At the other extreme, I often take pictures with my 14 mm lens, which is the widest lens that I have. Since some of you have been interested in the status of our porch construction, I’m using pictures of the porch to illustrate that extreme of my photography.
These pictures are a few days old. They have since seeded and spread straw over the bare area. We are now waiting for the final power washing, a bit of painting, and installation of the ceiling light.
I used my Olympus E-P3 with the Panasonic 14 mm lens for the porch pictures. That combination is my favorite walk-about photography set-up since it is my smallest, discreet combination. It is a very good camera/lens combo for landscape and street scenes with good lighting … and I even sometimes use it when shooting inside in not so well-lit rooms; but I often switch to my 20 mm lens since it is faster and handles low light settings better.
As I have stated in earlier posts, I have had problems with accidentally punching buttons and changing my settings on the G3; but, after researching alternatives, I have decided to continue using my G3 with my long lenses. When I use the longer lenses I tend to carry & hold the camera by the lens with my left hand and don’t end up changing settings as frequently as I do with shorter lenses. That leaves me with the decision as to what works best for me when using shorter focal length lenses.

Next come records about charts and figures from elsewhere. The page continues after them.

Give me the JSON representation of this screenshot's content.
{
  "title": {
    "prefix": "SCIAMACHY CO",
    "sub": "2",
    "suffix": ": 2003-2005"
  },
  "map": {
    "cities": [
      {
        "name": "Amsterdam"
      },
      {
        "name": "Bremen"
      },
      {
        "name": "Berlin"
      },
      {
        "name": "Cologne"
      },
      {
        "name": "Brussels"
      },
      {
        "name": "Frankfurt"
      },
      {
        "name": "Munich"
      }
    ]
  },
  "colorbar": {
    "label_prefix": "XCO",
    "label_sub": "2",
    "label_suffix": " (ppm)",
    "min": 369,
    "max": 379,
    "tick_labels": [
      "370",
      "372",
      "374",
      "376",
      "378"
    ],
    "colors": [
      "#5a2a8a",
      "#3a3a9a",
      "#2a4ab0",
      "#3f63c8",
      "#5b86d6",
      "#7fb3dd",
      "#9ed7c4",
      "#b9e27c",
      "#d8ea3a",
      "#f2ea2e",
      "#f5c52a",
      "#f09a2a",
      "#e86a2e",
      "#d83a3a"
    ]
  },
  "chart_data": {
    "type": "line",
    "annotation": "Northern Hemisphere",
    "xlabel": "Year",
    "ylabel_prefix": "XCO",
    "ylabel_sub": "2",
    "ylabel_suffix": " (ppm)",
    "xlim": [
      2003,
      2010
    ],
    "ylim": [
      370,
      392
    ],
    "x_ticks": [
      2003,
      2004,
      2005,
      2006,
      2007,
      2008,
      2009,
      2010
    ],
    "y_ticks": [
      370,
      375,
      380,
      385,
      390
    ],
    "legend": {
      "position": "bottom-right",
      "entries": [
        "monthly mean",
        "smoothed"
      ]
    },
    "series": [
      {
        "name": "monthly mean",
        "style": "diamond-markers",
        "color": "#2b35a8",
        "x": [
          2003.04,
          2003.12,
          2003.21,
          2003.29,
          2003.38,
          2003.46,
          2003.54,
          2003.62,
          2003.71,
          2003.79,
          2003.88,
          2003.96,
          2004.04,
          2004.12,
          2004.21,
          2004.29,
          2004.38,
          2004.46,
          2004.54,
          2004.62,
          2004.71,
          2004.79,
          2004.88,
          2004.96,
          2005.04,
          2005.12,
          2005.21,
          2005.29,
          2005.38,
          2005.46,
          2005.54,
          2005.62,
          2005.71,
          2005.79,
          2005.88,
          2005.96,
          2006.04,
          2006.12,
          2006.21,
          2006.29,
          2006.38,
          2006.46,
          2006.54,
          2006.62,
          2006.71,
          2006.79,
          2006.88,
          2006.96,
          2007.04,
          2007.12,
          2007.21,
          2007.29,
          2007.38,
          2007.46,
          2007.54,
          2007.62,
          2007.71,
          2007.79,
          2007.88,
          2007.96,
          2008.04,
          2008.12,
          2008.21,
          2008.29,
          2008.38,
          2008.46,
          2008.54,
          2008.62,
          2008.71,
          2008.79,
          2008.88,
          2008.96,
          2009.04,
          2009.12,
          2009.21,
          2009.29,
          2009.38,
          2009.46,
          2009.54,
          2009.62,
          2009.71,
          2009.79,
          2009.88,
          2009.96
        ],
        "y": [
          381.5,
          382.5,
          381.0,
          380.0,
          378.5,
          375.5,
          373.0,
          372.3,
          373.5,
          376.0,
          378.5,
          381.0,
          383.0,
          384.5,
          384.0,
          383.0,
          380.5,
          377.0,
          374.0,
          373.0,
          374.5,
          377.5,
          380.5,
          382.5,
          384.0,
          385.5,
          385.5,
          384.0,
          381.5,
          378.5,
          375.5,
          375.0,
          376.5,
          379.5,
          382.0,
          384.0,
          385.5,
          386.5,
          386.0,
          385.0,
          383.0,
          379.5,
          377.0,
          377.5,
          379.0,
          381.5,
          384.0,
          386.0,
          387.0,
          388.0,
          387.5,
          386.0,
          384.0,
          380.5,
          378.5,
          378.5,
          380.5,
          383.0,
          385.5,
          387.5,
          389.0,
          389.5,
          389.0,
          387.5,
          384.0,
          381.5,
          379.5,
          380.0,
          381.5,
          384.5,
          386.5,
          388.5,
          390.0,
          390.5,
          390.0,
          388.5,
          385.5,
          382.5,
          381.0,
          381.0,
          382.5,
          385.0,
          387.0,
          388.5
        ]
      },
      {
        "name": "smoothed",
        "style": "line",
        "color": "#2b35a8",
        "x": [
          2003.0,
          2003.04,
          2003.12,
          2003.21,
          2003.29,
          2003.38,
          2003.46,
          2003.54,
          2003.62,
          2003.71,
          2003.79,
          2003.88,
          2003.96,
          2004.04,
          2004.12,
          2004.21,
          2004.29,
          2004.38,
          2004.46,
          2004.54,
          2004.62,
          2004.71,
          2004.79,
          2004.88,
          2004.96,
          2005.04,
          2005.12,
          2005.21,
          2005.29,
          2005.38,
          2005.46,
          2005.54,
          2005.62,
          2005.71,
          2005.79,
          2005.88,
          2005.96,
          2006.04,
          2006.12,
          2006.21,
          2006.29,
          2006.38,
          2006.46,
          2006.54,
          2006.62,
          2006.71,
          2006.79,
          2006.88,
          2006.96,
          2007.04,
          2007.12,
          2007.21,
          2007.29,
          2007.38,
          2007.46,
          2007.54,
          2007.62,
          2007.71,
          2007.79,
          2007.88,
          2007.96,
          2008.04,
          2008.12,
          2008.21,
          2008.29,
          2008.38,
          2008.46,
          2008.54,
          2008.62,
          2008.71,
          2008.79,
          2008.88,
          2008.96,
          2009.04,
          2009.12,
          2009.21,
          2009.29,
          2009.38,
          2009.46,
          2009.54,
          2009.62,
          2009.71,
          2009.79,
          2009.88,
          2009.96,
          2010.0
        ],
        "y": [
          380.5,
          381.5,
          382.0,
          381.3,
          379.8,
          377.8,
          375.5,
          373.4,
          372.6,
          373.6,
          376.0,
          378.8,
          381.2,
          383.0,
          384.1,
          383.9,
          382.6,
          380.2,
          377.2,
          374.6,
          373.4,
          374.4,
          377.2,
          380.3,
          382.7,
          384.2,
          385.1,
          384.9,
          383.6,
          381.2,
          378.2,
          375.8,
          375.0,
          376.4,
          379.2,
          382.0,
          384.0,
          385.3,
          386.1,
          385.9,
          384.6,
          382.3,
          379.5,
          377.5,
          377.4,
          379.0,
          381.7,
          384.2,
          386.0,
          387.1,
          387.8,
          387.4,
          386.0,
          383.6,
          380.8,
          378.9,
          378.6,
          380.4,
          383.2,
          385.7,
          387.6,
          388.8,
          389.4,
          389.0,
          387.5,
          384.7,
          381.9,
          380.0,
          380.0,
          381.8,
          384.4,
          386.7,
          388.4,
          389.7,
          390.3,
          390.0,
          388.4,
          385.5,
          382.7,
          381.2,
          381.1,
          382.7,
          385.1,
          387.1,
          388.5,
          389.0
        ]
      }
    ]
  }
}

I have decided that I would rather look for a better walk-about camera/lens combo that can also handle low light situations better than the E-P3. I would also prefer having an integral view finder rather than having to rely upon using the LCD to compose pictures, especially in bright sun light. I have thus reduced the alternatives down to a few cameras with APS size sensors (for better low light, high ISO shots) which have built-in view finders, and which are discreet in size but easy to hold and handle with dials for changing settings. Oh, I forgot to add, and that are cheaper than a Leica M9!